2008 has definitely been "The Year of Strobist" for the photography community. Many of us, and hopefully you too, were regular readers of the
Strobist blog before the beginning of 2008, but this year David Hobby's blog has definitely taken off. The blog was mentioned in USA Today a few months back, and if that wasn't enough photography blog after photography blog
pointed out the fact that Strobist was in USA Today. Giving him even more traffic! And deservedly so.
This year David Hobby launched the Strobist Lighting Seminar set of tutorial DVDs. The first batch of 1,000 (low because David funded it out of his own pocket so I've heard) sold out very quick. I thought my order was in that first batch, but I barely missed it and had to wait a few weeks for the second batch to come in. (My boss here at Terry Smith Images (myself) doesn't like me to waste training-budget money on rush shipping.)
The Strobist Lighting Seminar is 8 DVDs for $139.00. I paid $143.80 which included the cheapest, US Postal Service mailing option.
Is it worth it?
YES
These DVDs are worth every single penny. If you are serious about learning more about lighting you really need to buy these DVDs.

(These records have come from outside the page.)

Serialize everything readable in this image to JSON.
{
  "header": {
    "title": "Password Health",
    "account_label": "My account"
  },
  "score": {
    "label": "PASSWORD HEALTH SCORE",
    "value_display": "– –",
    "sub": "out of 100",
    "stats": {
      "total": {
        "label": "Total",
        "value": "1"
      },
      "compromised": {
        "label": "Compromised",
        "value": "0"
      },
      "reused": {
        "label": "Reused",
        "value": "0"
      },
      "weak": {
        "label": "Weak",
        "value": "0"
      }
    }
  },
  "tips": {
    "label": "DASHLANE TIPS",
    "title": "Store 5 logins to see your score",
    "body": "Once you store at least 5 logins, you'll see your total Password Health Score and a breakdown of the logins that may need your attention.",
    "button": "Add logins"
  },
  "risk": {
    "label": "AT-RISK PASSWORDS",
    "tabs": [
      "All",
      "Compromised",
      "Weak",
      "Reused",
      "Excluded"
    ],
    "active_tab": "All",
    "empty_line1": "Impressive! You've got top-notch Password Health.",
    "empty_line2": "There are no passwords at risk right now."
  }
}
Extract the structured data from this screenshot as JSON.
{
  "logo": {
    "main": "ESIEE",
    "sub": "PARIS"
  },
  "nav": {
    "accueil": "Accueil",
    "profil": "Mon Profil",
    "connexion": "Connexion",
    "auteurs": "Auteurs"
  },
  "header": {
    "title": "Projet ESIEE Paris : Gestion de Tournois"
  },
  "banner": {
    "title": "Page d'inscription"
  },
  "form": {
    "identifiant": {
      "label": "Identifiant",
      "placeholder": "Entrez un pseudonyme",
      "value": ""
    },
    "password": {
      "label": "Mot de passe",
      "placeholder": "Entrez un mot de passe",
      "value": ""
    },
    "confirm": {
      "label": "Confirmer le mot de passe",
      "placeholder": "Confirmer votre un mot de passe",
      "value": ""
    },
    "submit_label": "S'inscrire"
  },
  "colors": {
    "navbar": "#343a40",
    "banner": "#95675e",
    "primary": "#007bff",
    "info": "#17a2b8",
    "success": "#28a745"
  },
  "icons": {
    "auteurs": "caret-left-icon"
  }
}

There is an amazing amount of material here.
I've read and watched a lot of photography training material over 10+ years of seriously studying the art and craft and in these DVDs David is sharing a TON of information and "first-hand, real-world secrets" that I have never seen anywhere else.
I'm not going to do an extremely in-depth review here. I'm sure other bloggers have done that already. I will summarize the set by saying the first DVD is about Lighting Gear for Beginners, the next four DVDs are recordings of one of this lecture workshops (two for the morning session and two for the afternoon session), and the next three are all live photo shoots.
The decision factor is this: You are not going to get better value anywhere for the amount of instruction versus cost as contained in this DVD set. Any class, workshop, and conference given by someone with his level of expertise would cost much, much more.
Click here for more info on purchasing the DVDs:
http://strobist.blogspot.com/2008/05/now-available-strobist-lighting-dvds.html
Here's a executive portrait I shot "strobist-style" recently using wireless off-camera flash. In this case an SB-600 was in the back to light the copper wall and an SB-800 with a CTO gel was to camera-right shot through a white shoot-through umbrella. Some window daylight was let in as well to warm the scene up a bit more. I was working very quickly, and in hind-sight this definitely could be improved. Some front-fill from just a large white card or reflector to camera-left would have added some needed fill to the face.